ACEH, borneoreview.co – Bencana banjir besar menyapu Nangroe Aceh Darussalam. Air cokelat menelan sawah, dapur, gudang pangan, dan jalur distribusi.
Di tengah situasi genting, Satuan Pelayanan Pemenuhan Gizi (SPPG) menghadapi ujian berlapis. Stok bahan pangan menipis. Gas lenyap dari peredaran. Air bersih terhenti. Listrik tersendat.
Situasi ini bukan sekadar gangguan teknis. Ini soal perut ribuan warga. Ini soal keberlanjutan program Makan Bergizi Gratis (MBG). Di ruang dapur sederhana, para pengelola SPPG memilih beradaptasi daripada menyerah.

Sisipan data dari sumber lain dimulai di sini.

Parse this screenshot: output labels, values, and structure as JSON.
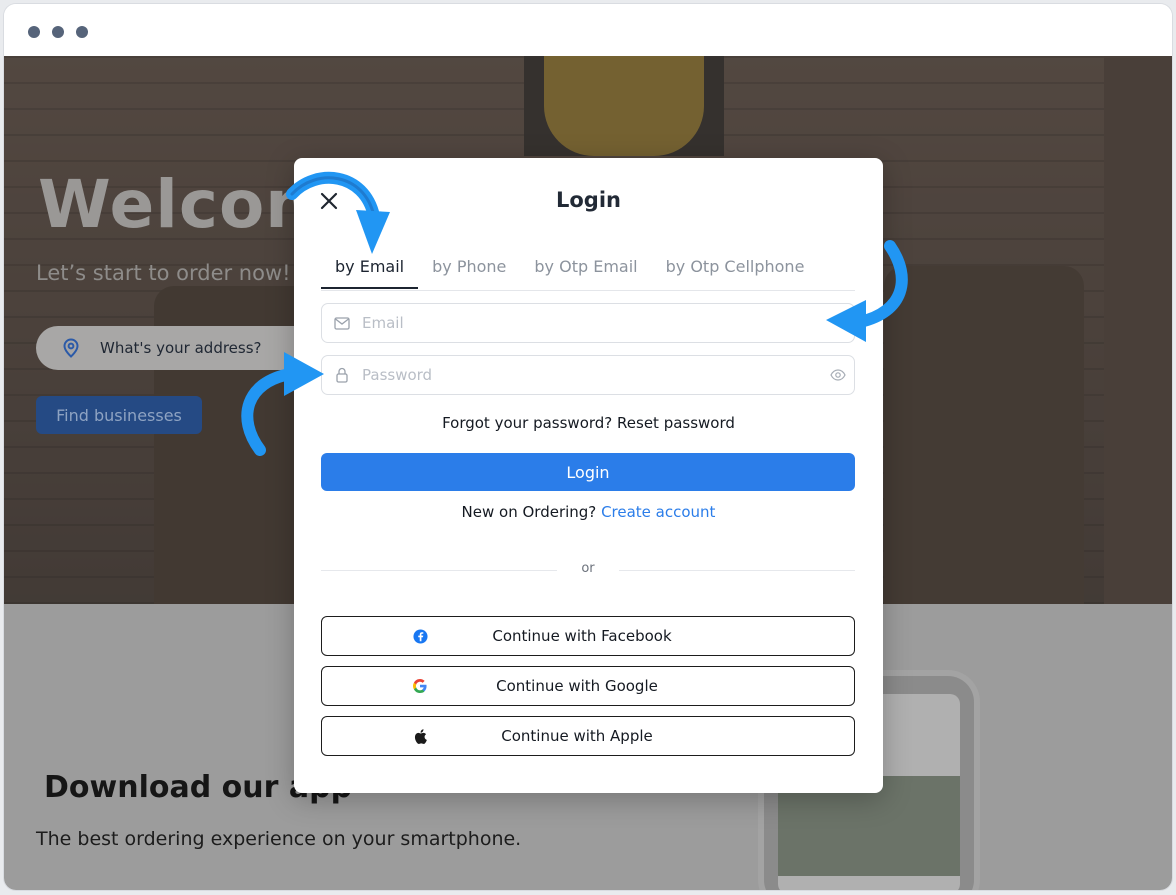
{
  "page": {
    "welcome": "Welcom",
    "subtitle": "Let’s start to order now!",
    "address_placeholder": "What's your address?",
    "find_button": "Find businesses",
    "download_title": "Download our app",
    "download_subtitle": "The best ordering experience on your smartphone."
  },
  "modal": {
    "title": "Login",
    "tabs": [
      {
        "label": "by Email",
        "active": true
      },
      {
        "label": "by Phone",
        "active": false
      },
      {
        "label": "by Otp Email",
        "active": false
      },
      {
        "label": "by Otp Cellphone",
        "active": false
      }
    ],
    "email_placeholder": "Email",
    "password_placeholder": "Password",
    "forgot_text": "Forgot your password? Reset password",
    "login_button": "Login",
    "new_on_text": "New on Ordering?",
    "create_account": "Create account",
    "or_text": "or",
    "social": {
      "facebook": "Continue with Facebook",
      "google": "Continue with Google",
      "apple": "Continue with Apple"
    }
  },
  "colors": {
    "accent": "#2b7de9",
    "annotation_arrow": "#2196f3"
  },
  "icons": [
    "close-icon",
    "email-icon",
    "lock-icon",
    "eye-icon",
    "facebook-icon",
    "google-icon",
    "apple-icon",
    "location-pin-icon"
  ]
}
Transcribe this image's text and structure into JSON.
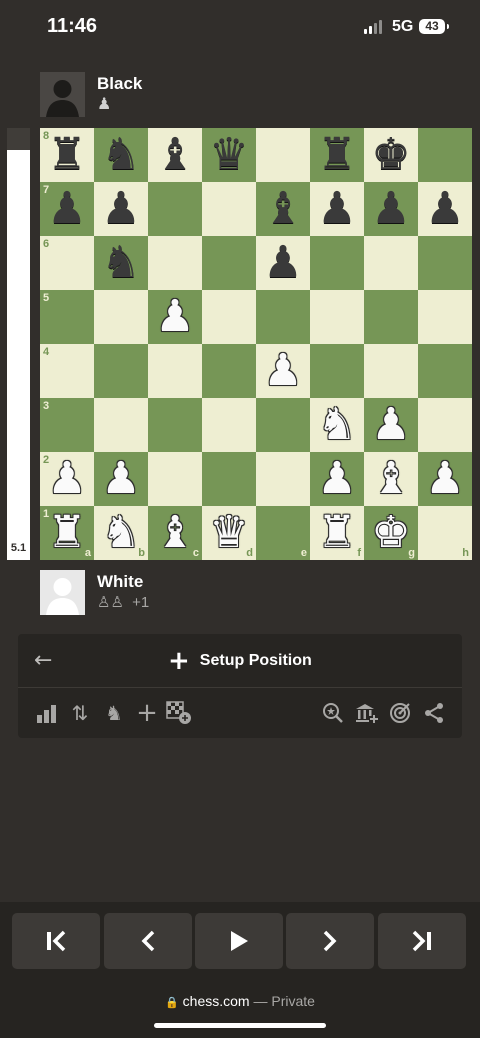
{
  "status_bar": {
    "time": "11:46",
    "network": "5G",
    "battery": "43"
  },
  "top_player": {
    "name": "Black",
    "captured": "♟"
  },
  "bottom_player": {
    "name": "White",
    "captured": "♙♙",
    "advantage": "+1"
  },
  "evaluation": {
    "label": "5.1",
    "white_fraction": 0.95
  },
  "board": {
    "ranks": [
      "8",
      "7",
      "6",
      "5",
      "4",
      "3",
      "2",
      "1"
    ],
    "files": [
      "a",
      "b",
      "c",
      "d",
      "e",
      "f",
      "g",
      "h"
    ],
    "position": [
      [
        "r",
        "n",
        "b",
        "q",
        "",
        "r",
        "k",
        ""
      ],
      [
        "p",
        "p",
        "",
        "",
        "b",
        "p",
        "p",
        "p"
      ],
      [
        "",
        "n",
        "",
        "",
        "p",
        "",
        "",
        ""
      ],
      [
        "",
        "",
        "P",
        "",
        "",
        "",
        "",
        ""
      ],
      [
        "",
        "",
        "",
        "",
        "P",
        "",
        "",
        ""
      ],
      [
        "",
        "",
        "",
        "",
        "",
        "N",
        "P",
        ""
      ],
      [
        "P",
        "P",
        "",
        "",
        "",
        "P",
        "B",
        "P"
      ],
      [
        "R",
        "N",
        "B",
        "Q",
        "",
        "R",
        "K",
        ""
      ]
    ]
  },
  "panel": {
    "back_icon": "arrow-left-icon",
    "setup_label": "Setup Position"
  },
  "toolbar_left": [
    "bar-chart-icon",
    "flip-board-icon",
    "pieces-icon",
    "add-icon",
    "board-add-icon"
  ],
  "toolbar_right": [
    "analysis-icon",
    "library-add-icon",
    "target-icon",
    "share-icon"
  ],
  "navigation": [
    "first-move-icon",
    "prev-move-icon",
    "play-icon",
    "next-move-icon",
    "last-move-icon"
  ],
  "url_bar": {
    "domain": "chess.com",
    "suffix": " — Private"
  },
  "colors": {
    "light_square": "#eeeed2",
    "dark_square": "#769656",
    "background": "#312e2b"
  }
}
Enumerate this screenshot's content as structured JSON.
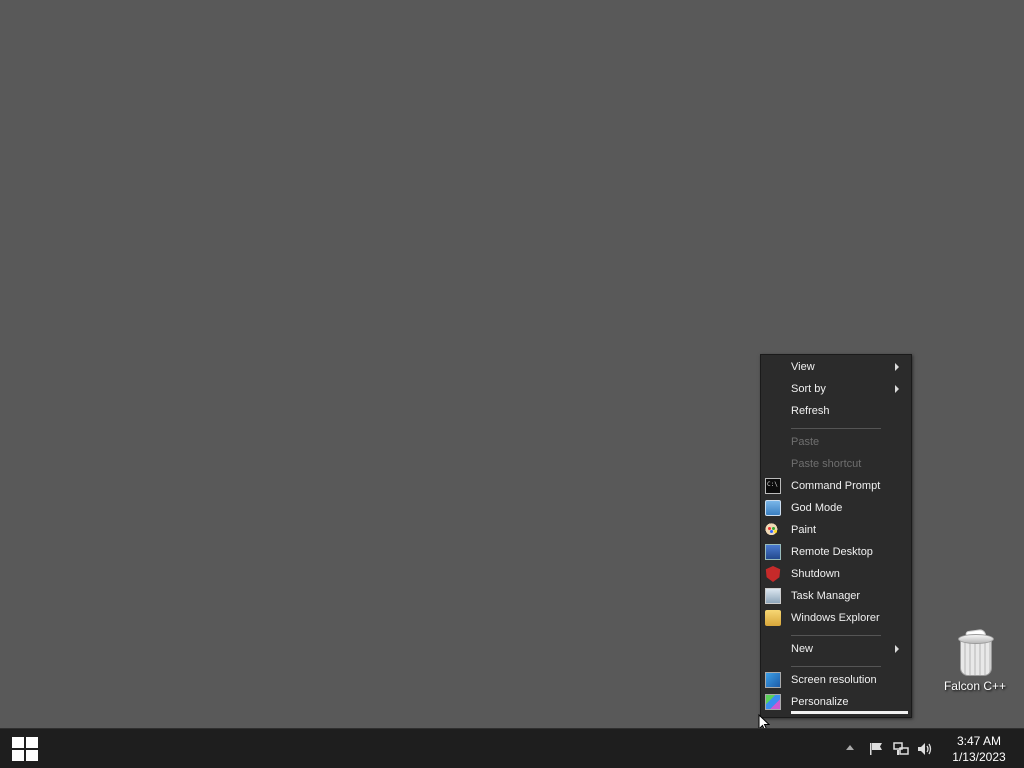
{
  "desktop": {
    "icons": [
      {
        "label": "Falcon C++",
        "icon": "recycle-bin-icon"
      }
    ]
  },
  "context_menu": {
    "items": [
      {
        "label": "View",
        "submenu": true,
        "enabled": true
      },
      {
        "label": "Sort by",
        "submenu": true,
        "enabled": true
      },
      {
        "label": "Refresh",
        "enabled": true
      },
      {
        "label": "Paste",
        "enabled": false
      },
      {
        "label": "Paste shortcut",
        "enabled": false
      },
      {
        "label": "Command Prompt",
        "icon": "command-prompt-icon",
        "enabled": true
      },
      {
        "label": "God Mode",
        "icon": "god-mode-icon",
        "enabled": true
      },
      {
        "label": "Paint",
        "icon": "paint-icon",
        "enabled": true
      },
      {
        "label": "Remote Desktop",
        "icon": "remote-desktop-icon",
        "enabled": true
      },
      {
        "label": "Shutdown",
        "icon": "shutdown-icon",
        "enabled": true
      },
      {
        "label": "Task Manager",
        "icon": "task-manager-icon",
        "enabled": true
      },
      {
        "label": "Windows Explorer",
        "icon": "windows-explorer-icon",
        "enabled": true
      },
      {
        "label": "New",
        "submenu": true,
        "enabled": true
      },
      {
        "label": "Screen resolution",
        "icon": "screen-resolution-icon",
        "enabled": true
      },
      {
        "label": "Personalize",
        "icon": "personalize-icon",
        "enabled": true
      }
    ]
  },
  "taskbar": {
    "start_icon": "windows-start-icon",
    "tray_icons": [
      "show-hidden-icons-chevron",
      "action-center-flag-icon",
      "network-icon",
      "volume-icon"
    ],
    "clock": {
      "time": "3:47 AM",
      "date": "1/13/2023"
    }
  },
  "colors": {
    "desktop": "#595959",
    "menu": "#2b2b2b",
    "taskbar": "#1e1e1e"
  }
}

Kepala Regional SPPG Badan Gizi Nasional Aceh, Mustafa Kamal, mengakui kondisi darurat ini, memaksa perubahan cepat.
“Kami sedang berupaya mengganti menu dengan menu lokal, karena bahan pangan untuk SPPG mengalami kelangkaan,” ujar Mustafa Kamal kepada media.

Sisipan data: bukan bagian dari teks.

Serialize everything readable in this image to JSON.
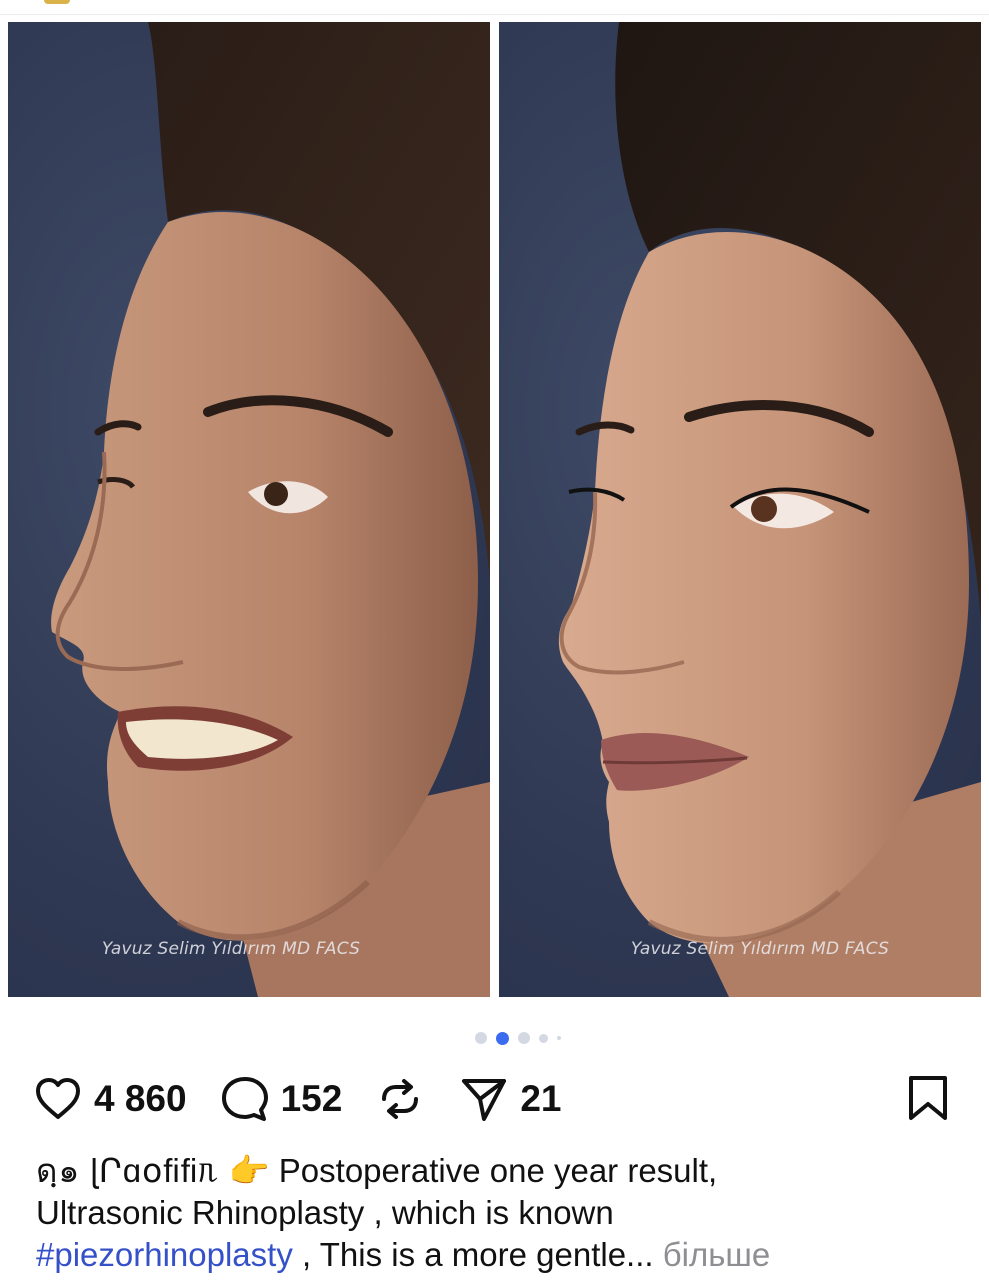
{
  "post": {
    "watermark_left": "Yavuz Selim Yıldırım MD FACS",
    "watermark_right": "Yavuz Selim Yıldırım MD FACS"
  },
  "carousel": {
    "total_dots": 5,
    "active_index": 1
  },
  "actions": {
    "likes": "4 860",
    "comments": "152",
    "shares": "21"
  },
  "caption": {
    "username": "ดฺ๑ ɭՐɑօﬁﬁᥰ",
    "pointer_emoji": "👉",
    "line1": "Postoperative one year result,",
    "line2": "Ultrasonic Rhinoplasty , which is known",
    "hashtag": "#piezorhinoplasty",
    "line3_rest": " , This is a more gentle...",
    "more_label": "більше"
  },
  "colors": {
    "accent": "#3b6cf0",
    "hashtag": "#3551c9",
    "muted": "#8e8e93",
    "photo_bg": "#2f3852"
  },
  "icons": {
    "like": "heart-icon",
    "comment": "comment-bubble-icon",
    "repost": "repost-icon",
    "share": "send-arrow-icon",
    "save": "bookmark-icon"
  }
}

Keputusan ini bukan langkah spontan. Ini hasil hitung matang. Ini respons atas bencana.
Aceh memiliki kekayaan pangan lokal. Umbi tumbuh di kebun warga. Kacang tersedia di ladang kecil. Tahu tempe diproduksi pengrajin rumahan. Ikan hidup di kolam kampung.
Mustafa Kamal menyebut wilayah Aceh Barat, Bireuen, Pidie masih menyimpan stok pangan lokal memadai. Bahan ini mudah dijangkau. Harga lebih stabil. Distribusi lebih singkat.
“Kami mengusulkan menu berbasis umbi, kacang, tahu, tempe, ikan kolam warga,” kata Mustafa Kamal.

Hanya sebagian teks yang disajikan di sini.